Anna Gabriel, de la CUP, hablaba ayer en la tribuna del Parlament catalán de una vida que no merecía la pena ser vivida a no ser que se liberasen del Estado español. Carmen Forcadell azuzaba en los mítines previos a las pasadas elecciones catalanas contra la esclavitud de los últimos siglos.
Yo, que conozco Catalunya desde mi adolescencia, cuando competía cada año en los campeonatos de España de remo en Banyoles, que asistí maravillado por las calles de Barcelona al ambiente único de las olimpiadas, que tuve uno de mis primeros amores en La Molina, un pueblo del Pirineo catalán, no termino de ver esa vida perdida ni esa esclavitud secular.
Pasearse Barcelona no recuerda al Pyongyang vigilado por militares ni a La Habana de prensa única, ni hay prohibiciones al habla en ninguna lengua. Todo lo contrario. Barcelona es una ciudad envidiada por media humanidad. En mis viajes por Japón o Estados Unidos la referencia española es la ciudad condal, y son muchos los que suspiran al oír hablar de ella. Por su colorido, su calidad de vida, la mescolanza de culturas y la apertura de mente.
Hay que dejarse de artificios por parte de los gurús del independentismo y decir que no se siente afecto por el resto de España, y punto.
España no roba a nadie. España es un país moderno e imperfecto cargado de historia que ha pasado por momentos terribles a lo largo de siglos y que, en estos últimos cuarenta años, ha conocido la mayor época de prosperidad y bienestar, de libertad y respeto a la diferencia, de democracia ajustada a los estándares occidentales, con mucho futuro por recorrer; una España que hemos construido entre todos, incluido el 90 por ciento de catalanes que votó masivamente (no con el 47.8% de sufragios, sino con más del 90) la Constitución actual, garante de nuestros derechos de ciudadanos libres e iguales.
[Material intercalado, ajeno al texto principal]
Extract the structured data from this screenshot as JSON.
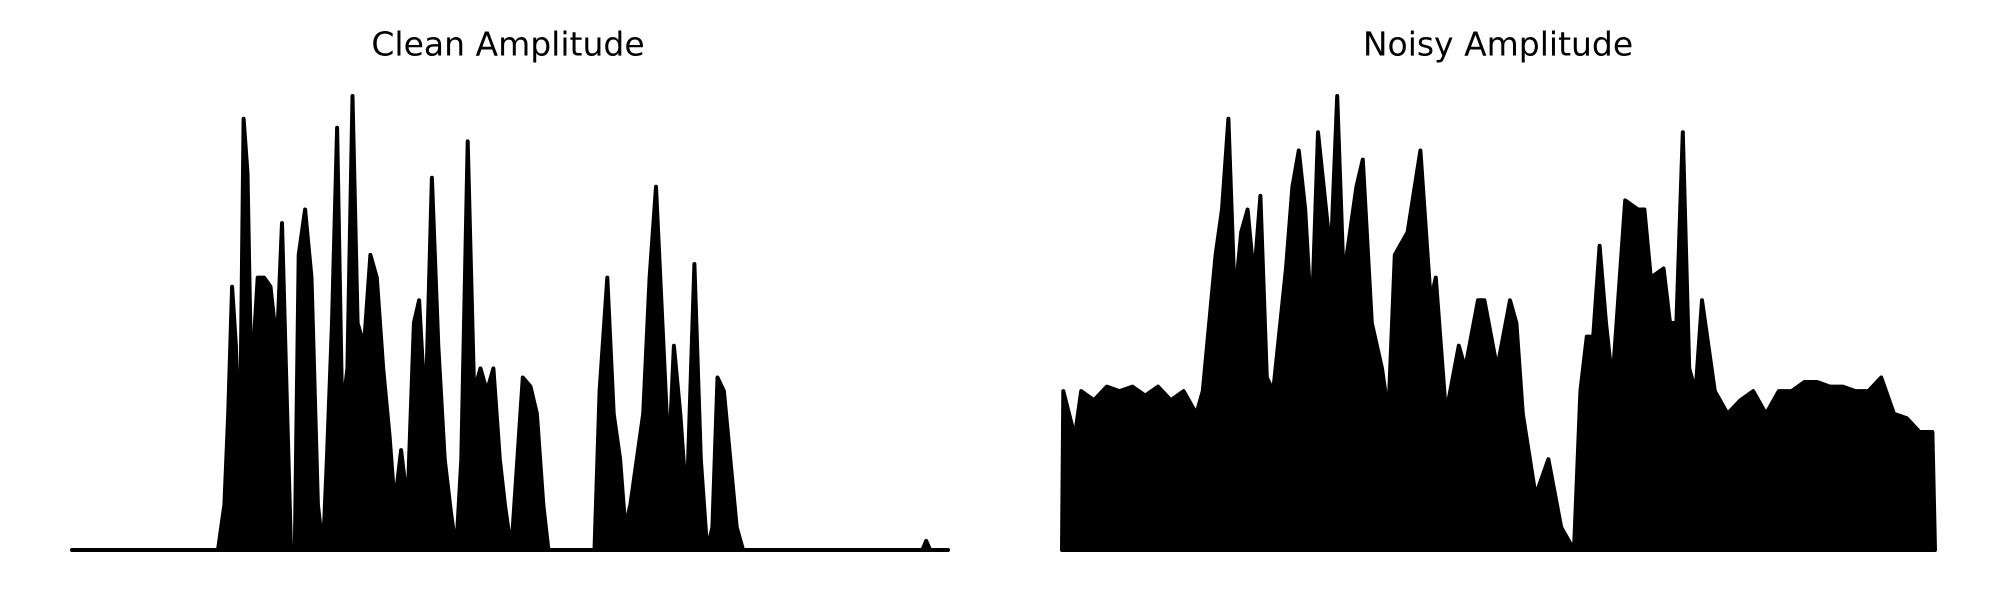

El mayor problema en estos 40 años de democracia, para los que nos sentimos de izquierdas, para los que son conservadores y para los que pasan de la política, se llama Artur Mas. El mayor enemigo de esta España demócrata y esperanzada en superar los nubarrones de una profunda crisis económica y de valores no viene de Corea del Norte ni de Cuba. Es un español egocéntrico, narcisista, mal gobernante, rencoroso, manipulador y soberbio que ha preferido hacer retroceder años a su comunidad autónoma, metiéndola en un guirigay de identidades enfrentadas y banderas colgadas del que no sabe cómo salir, hablando mal de nuestra democracia en el extranjero de forma sonrojante, incitando a odiar al país del que es ciudadano, al que acusa de ladrón.
¿Se han cometido injusticias con Catalunya? Y tanto que sí. Y con Extremadura, y con las Canarias. ¿Se equivocó el Tribunal Constitucional enmendando un Estatut aprobado por el pueblo? Seguramente sí. Pero este país que se llama España se ha ido gobernando durante décadas de democracia con leyes redactadas en un Parlamento español fuertemente influido por el nacionalismo catalán, partícipe en primera persona de la elaboración de la gran mayoría de grandes leyes que hoy nos rigen, incluida la de la financiación autonómica.
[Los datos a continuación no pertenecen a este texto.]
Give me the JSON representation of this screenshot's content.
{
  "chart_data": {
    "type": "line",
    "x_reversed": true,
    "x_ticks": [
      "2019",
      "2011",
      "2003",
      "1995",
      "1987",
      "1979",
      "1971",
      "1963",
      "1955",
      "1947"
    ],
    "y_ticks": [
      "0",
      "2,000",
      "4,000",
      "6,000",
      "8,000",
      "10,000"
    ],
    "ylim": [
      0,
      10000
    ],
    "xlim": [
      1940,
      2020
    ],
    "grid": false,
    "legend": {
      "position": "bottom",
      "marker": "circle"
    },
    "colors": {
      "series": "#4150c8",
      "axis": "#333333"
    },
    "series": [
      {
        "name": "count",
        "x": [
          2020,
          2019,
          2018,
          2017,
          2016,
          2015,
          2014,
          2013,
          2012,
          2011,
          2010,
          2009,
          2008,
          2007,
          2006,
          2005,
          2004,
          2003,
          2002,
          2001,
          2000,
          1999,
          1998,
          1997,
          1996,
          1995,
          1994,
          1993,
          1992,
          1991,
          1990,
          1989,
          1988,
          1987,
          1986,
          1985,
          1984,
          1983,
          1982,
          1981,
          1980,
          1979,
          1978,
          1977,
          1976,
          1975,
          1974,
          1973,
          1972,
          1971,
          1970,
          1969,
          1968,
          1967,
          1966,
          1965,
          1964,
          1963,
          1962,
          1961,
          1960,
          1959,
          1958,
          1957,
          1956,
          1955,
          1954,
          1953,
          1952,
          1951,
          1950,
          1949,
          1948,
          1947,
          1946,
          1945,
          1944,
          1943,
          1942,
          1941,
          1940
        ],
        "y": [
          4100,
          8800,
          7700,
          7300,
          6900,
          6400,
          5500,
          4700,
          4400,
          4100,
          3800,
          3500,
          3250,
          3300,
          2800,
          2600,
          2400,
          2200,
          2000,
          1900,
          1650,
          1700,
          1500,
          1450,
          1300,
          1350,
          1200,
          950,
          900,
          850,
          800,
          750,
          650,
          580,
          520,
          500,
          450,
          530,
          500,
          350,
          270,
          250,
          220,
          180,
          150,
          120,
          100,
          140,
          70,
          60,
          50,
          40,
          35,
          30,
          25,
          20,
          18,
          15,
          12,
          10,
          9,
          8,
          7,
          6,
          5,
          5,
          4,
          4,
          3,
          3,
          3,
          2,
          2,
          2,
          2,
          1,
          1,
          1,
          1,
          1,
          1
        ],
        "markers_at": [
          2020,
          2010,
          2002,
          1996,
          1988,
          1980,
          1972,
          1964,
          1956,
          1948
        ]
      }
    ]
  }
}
A los andaluces nos llaman mentirosos, vagos y mendicantes desde otros lugares de España, pero yo sé abstraerme de juicios estúpidos y generalistas de minorías amargadas radicales, como el catalán debe entender que los insultos y menosprecios no corresponden con el sentimiento de una España que está muy por encima de esos reduccionismos sin defensa.
Mas y gran parte de la opinión pública catalana (que, a día de hoy, no sabe cómo salir de este entuerto) contaminaron el debate alimentando manifestaciones multitudinarias al grito de ¡nos roban!, despreciando los afectos, la historia secular y el camino recorrido juntos.
Es como si durante años todos los medios españoles calentaran a la ciudadanía explicando con datos retorcidos que la Unión Europea nos maltrata.
A los políticos se les paga para resolver los problemas reales de la sociedad, de personas con carne y hueso. No se les remunera para crear problemas
A Catalunya le roba la cortedad de miras de sus dirigentes y la soberbia de un personaje enfermo de ambición por aparecer en los libros de historia. El presidente de un partido corrupto hasta los tuétanos que desprecia a esta joven democracia de un viejo país que es el suyo. Un país llamado España, terriblemente imperfecto, que le permite gobernar una Catalunya que nunca estuvo tan mal gestionada ni enfrentada a sí misma.